I don't mean to dismiss Ford Man's reply. First a little "theory". When the pointer is always off by 15 mph no matter how fast you're going, the pointer just needs to be repositioned. The clue is yours is reading below 0 mph when standing still. It can't do that because of the mechanical stop, so there's proof it's the pointer.
When the wrong speedometer gear is in the transmission, or you change tire size, your speedometer will always be off by a percentage, not a specific amount. That means it will read 0 mph when you're standing still, 15 mph too fast at 50 mph, (in this example), and 30 mph too fast at 100 mph. The faster you go, the greater the error. That's not what's happening in your car.
That said, a former coworker had a Grand Caravan that always read about 7 mph higher than it should have.

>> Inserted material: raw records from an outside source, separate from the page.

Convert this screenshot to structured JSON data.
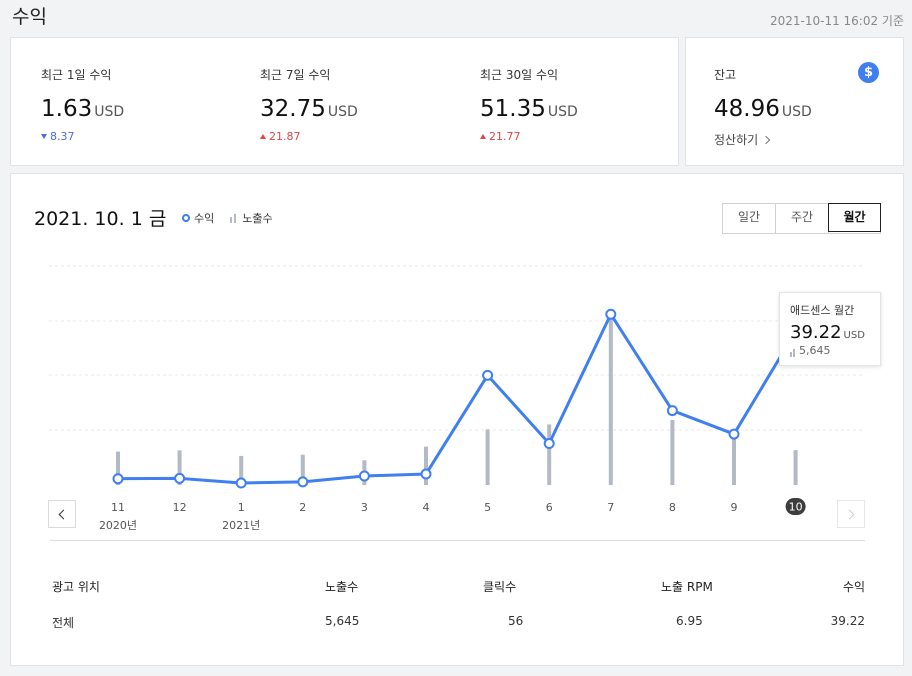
{
  "header": {
    "title": "수익",
    "updated": "2021-10-11 16:02 기준"
  },
  "summary": [
    {
      "label": "최근 1일 수익",
      "value": "1.63",
      "unit": "USD",
      "direction": "down",
      "change": "8.37"
    },
    {
      "label": "최근 7일 수익",
      "value": "32.75",
      "unit": "USD",
      "direction": "up",
      "change": "21.87"
    },
    {
      "label": "최근 30일 수익",
      "value": "51.35",
      "unit": "USD",
      "direction": "up",
      "change": "21.77"
    }
  ],
  "balance": {
    "label": "잔고",
    "value": "48.96",
    "unit": "USD",
    "settle_label": "정산하기",
    "icon": "dollar-icon",
    "icon_glyph": "$"
  },
  "chart": {
    "date_label": "2021. 10. 1 금",
    "legend": {
      "revenue": "수익",
      "impressions": "노출수"
    },
    "tabs": [
      {
        "label": "일간",
        "active": false
      },
      {
        "label": "주간",
        "active": false
      },
      {
        "label": "월간",
        "active": true
      }
    ],
    "tooltip": {
      "title": "애드센스 월간",
      "value": "39.22",
      "unit": "USD",
      "impressions": "5,645"
    }
  },
  "colors": {
    "accent": "#3f7ff0",
    "bar": "#b4bac4",
    "up": "#e04545",
    "down": "#4a6fd8"
  },
  "chart_data": {
    "type": "line",
    "title": "",
    "xlabel": "",
    "ylabel": "",
    "categories": [
      "11",
      "12",
      "1",
      "2",
      "3",
      "4",
      "5",
      "6",
      "7",
      "8",
      "9",
      "10"
    ],
    "year_labels": [
      {
        "at": "11",
        "label": "2020년"
      },
      {
        "at": "1",
        "label": "2021년"
      }
    ],
    "selected": "10",
    "series": [
      {
        "name": "수익",
        "kind": "line",
        "values": [
          1.6,
          1.7,
          0.5,
          0.8,
          2.3,
          2.8,
          28.0,
          10.6,
          43.6,
          19.0,
          13.0,
          39.22
        ]
      },
      {
        "name": "노출수",
        "kind": "bar",
        "values": [
          5400,
          5600,
          4700,
          4900,
          4000,
          6200,
          9000,
          9800,
          27500,
          10500,
          8100,
          5645
        ]
      }
    ],
    "ylim_revenue": [
      0,
      60
    ],
    "ylim_impressions": [
      0,
      38000
    ],
    "grid": true
  },
  "table": {
    "headers": [
      "광고 위치",
      "노출수",
      "클릭수",
      "노출 RPM",
      "수익"
    ],
    "rows": [
      [
        "전체",
        "5,645",
        "56",
        "6.95",
        "39.22"
      ]
    ]
  }
}
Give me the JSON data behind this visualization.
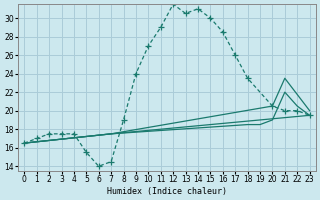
{
  "xlabel": "Humidex (Indice chaleur)",
  "background_color": "#cce8ee",
  "grid_color": "#aaccd8",
  "line_color": "#1a7a6e",
  "xlim": [
    -0.5,
    23.5
  ],
  "ylim": [
    13.5,
    31.5
  ],
  "ytick_vals": [
    14,
    16,
    18,
    20,
    22,
    24,
    26,
    28,
    30
  ],
  "xtick_vals": [
    0,
    1,
    2,
    3,
    4,
    5,
    6,
    7,
    8,
    9,
    10,
    11,
    12,
    13,
    14,
    15,
    16,
    17,
    18,
    19,
    20,
    21,
    22,
    23
  ],
  "main_x": [
    0,
    1,
    2,
    3,
    4,
    5,
    6,
    7,
    8,
    9,
    10,
    11,
    12,
    13,
    14,
    15,
    16,
    17,
    18,
    20,
    21,
    22,
    23
  ],
  "main_y": [
    16.5,
    17.0,
    17.5,
    17.5,
    17.5,
    15.5,
    14.0,
    14.5,
    19.0,
    24.0,
    27.0,
    29.0,
    31.5,
    30.5,
    31.0,
    30.0,
    28.5,
    26.0,
    23.5,
    20.5,
    20.0,
    20.0,
    19.5
  ],
  "line1_x": [
    0,
    7,
    23
  ],
  "line1_y": [
    16.5,
    17.5,
    19.5
  ],
  "line2_x": [
    0,
    7,
    20,
    21,
    23
  ],
  "line2_y": [
    16.5,
    17.5,
    20.5,
    23.5,
    20.0
  ],
  "line3_x": [
    0,
    7,
    18,
    19,
    20,
    21,
    22,
    23
  ],
  "line3_y": [
    16.5,
    17.5,
    18.5,
    18.5,
    19.0,
    22.0,
    20.5,
    19.5
  ]
}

It didn't matter if he went 30 mph or 60 mph. It always read 7 mph too much. But it did read 0 mph when standing still. This was a different kind of speedometer than yours though. Instead of a speedometer cable, it used a speed sensor and a computer to run a "stepper" motor which has magnetic coils that pulse the pointer to the desired positions. It has a mechanical stop for the pointer itself, not the armature of the motor. According my story the pointer needed to be repositioned, but the coworker replaced the gear in the transmission and the speed was correct at every speed after that. I wanted to argue with him but you can't argue with success. Later I learned the reason for his success. The scale of the speedometer wasn't linear, meaning the distance from 0 - 30 mph was different than from 30 - 60 mph. So while the percentage of error remained constant, the non-linear scale corrected most of the error. That can't happen to a cable-driven speedometer.